I have a date partitioned table (call it sample_table
) with 2 columns, one to save dateTime in UTC and other to save timezone offset. I have a view on top of this table (call it sample_view
). The view takes _partitiontime
in from table and exposes that as partitionDate
column and also there is another column customerDateTime
which simply adds dateTime with timeZoneOffset.
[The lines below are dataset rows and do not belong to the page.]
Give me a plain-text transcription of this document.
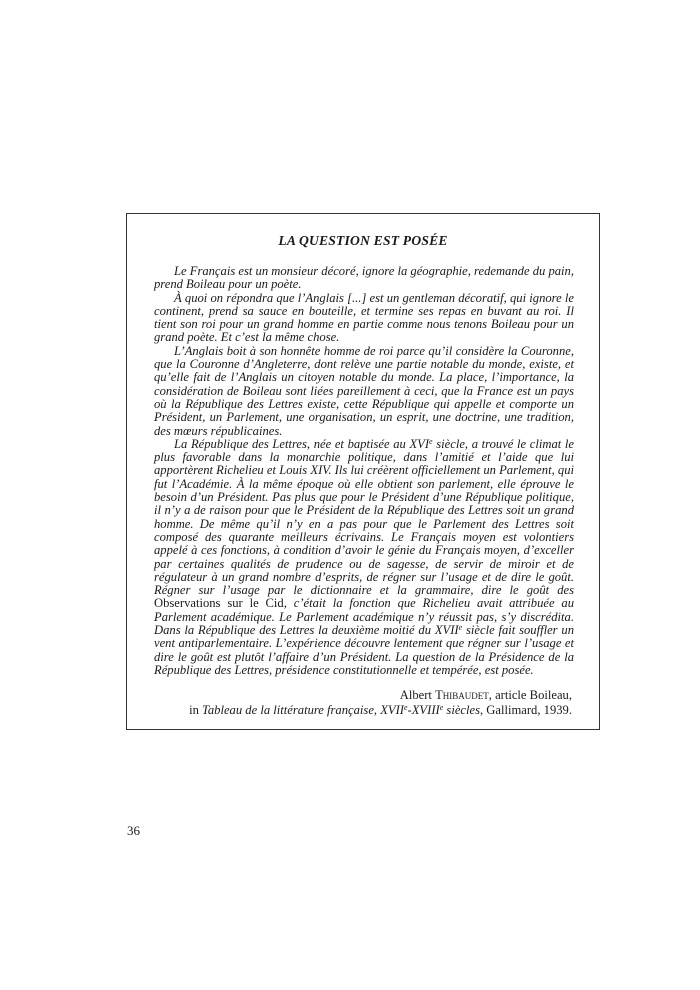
LA QUESTION EST POSÉE

Le Français est un monsieur décoré, ignore la géographie, redemande du pain, prend Boileau pour un poète.

À quoi on répondra que l’Anglais [...] est un gentleman décoratif, qui ignore le continent, prend sa sauce en bouteille, et termine ses repas en buvant au roi. Il tient son roi pour un grand homme en partie comme nous tenons Boileau pour un grand poète. Et c’est la même chose.

L’Anglais boit à son honnête homme de roi parce qu’il considère la Couronne, que la Couronne d’Angleterre, dont relève une partie notable du monde, existe, et qu’elle fait de l’Anglais un citoyen notable du monde. La place, l’importance, la considération de Boileau sont liées pareillement à ceci, que la France est un pays où la République des Lettres existe, cette République qui appelle et comporte un Président, un Parlement, une organisation, un esprit, une doctrine, une tradition, des mœurs républicaines.

La République des Lettres, née et baptisée au XVIe siècle, a trouvé le climat le plus favorable dans la monarchie politique, dans l’amitié et l’aide que lui apportèrent Richelieu et Louis XIV. Ils lui créèrent officiellement un Parlement, qui fut l’Académie. À la même époque où elle obtient son parlement, elle éprouve le besoin d’un Président. Pas plus que pour le Président d’une République politique, il n’y a de raison pour que le Président de la République des Lettres soit un grand homme. De même qu’il n’y en a pas pour que le Parlement des Lettres soit composé des quarante meilleurs écrivains. Le Français moyen est volontiers appelé à ces fonctions, à condition d’avoir le génie du Français moyen, d’exceller par certaines qualités de prudence ou de sagesse, de servir de miroir et de régulateur à un grand nombre d’esprits, de régner sur l’usage et de dire le goût. Régner sur l’usage par le dictionnaire et la grammaire, dire le goût des Observations sur le Cid, c’était la fonction que Richelieu avait attribuée au Parlement académique. Le Parlement académique n’y réussit pas, s’y discrédita. Dans la République des Lettres la deuxième moitié du XVIIe siècle fait souffler un vent antiparlementaire. L’expérience découvre lentement que régner sur l’usage et dire le goût est plutôt l’affaire d’un Président. La question de la Présidence de la République des Lettres, présidence constitutionnelle et tempérée, est posée.

Albert Thibaudet, article Boileau,
in Tableau de la littérature française, XVIIe-XVIIIe siècles, Gallimard, 1939.
36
When I query the sample_table
directly using only _partitiontime
bigquery scans far less data (131 MB).
select
containerName,
count(*)
from
[sample_project.sample_table]
where
_partitiontime between timestamp('2016-12-12') and timestamp('2016-12-19')
and customer = 'X'
and containerName = 'XXX'
group by containerName
;
But when I run same query on the table with dateTime
column to scan according to customer's local date time big query scans more (211MB). I expected less than 131MB or equal to 131MB.
select
containerName,
count(*)
from
[sample_project.sample_table]
where
_partitiontime between timestamp('2016-12-12') and timestamp('2016-12-19')
and DATE_ADD(dateTime, 3600, 'SECOND' ) between timestamp('2016-12-12 08:00:00') and timestamp('2016-12-19 15:00:00')
and customer = 'X'
and containerName = 'XXX'
group by containerName
;
When I run similar query against the sample_view
with partitionDate
bigquery scans more (399MB)
select
containerName,
count(*)
from
[sample_project.sample_view]
where
partitionDate between timestamp('2016-12-12') and timestamp('2016-12-19')
and customer = 'X'
and containerName = 'XXX'
group by containerName
;
And when I run query against the view with partitionDate
and use customerDateTime
column as well bigquery scans even more (879MB)
select
containerName,
count(*)
from
[sample_project.sample_view]
where
partitionDate between timestamp('2016-12-12') and timestamp('2016-12-19') and customerDateTime between timestamp('2016-12-12 08:00:00') and timestamp('2016-12-19 15:00:00')
and customer = 'X'
and containerName = 'XXX'
group by containerName
;
I'm not too sure whether I'm scanning right partitions from any of the queries above. Why do I see the differences between these queries? Is exposing _partitiontime as a new column partitionDate
a bad strategy? I'm not sure how else to use the partition date within Tableau without writing more queries. Please let me know if you require more details.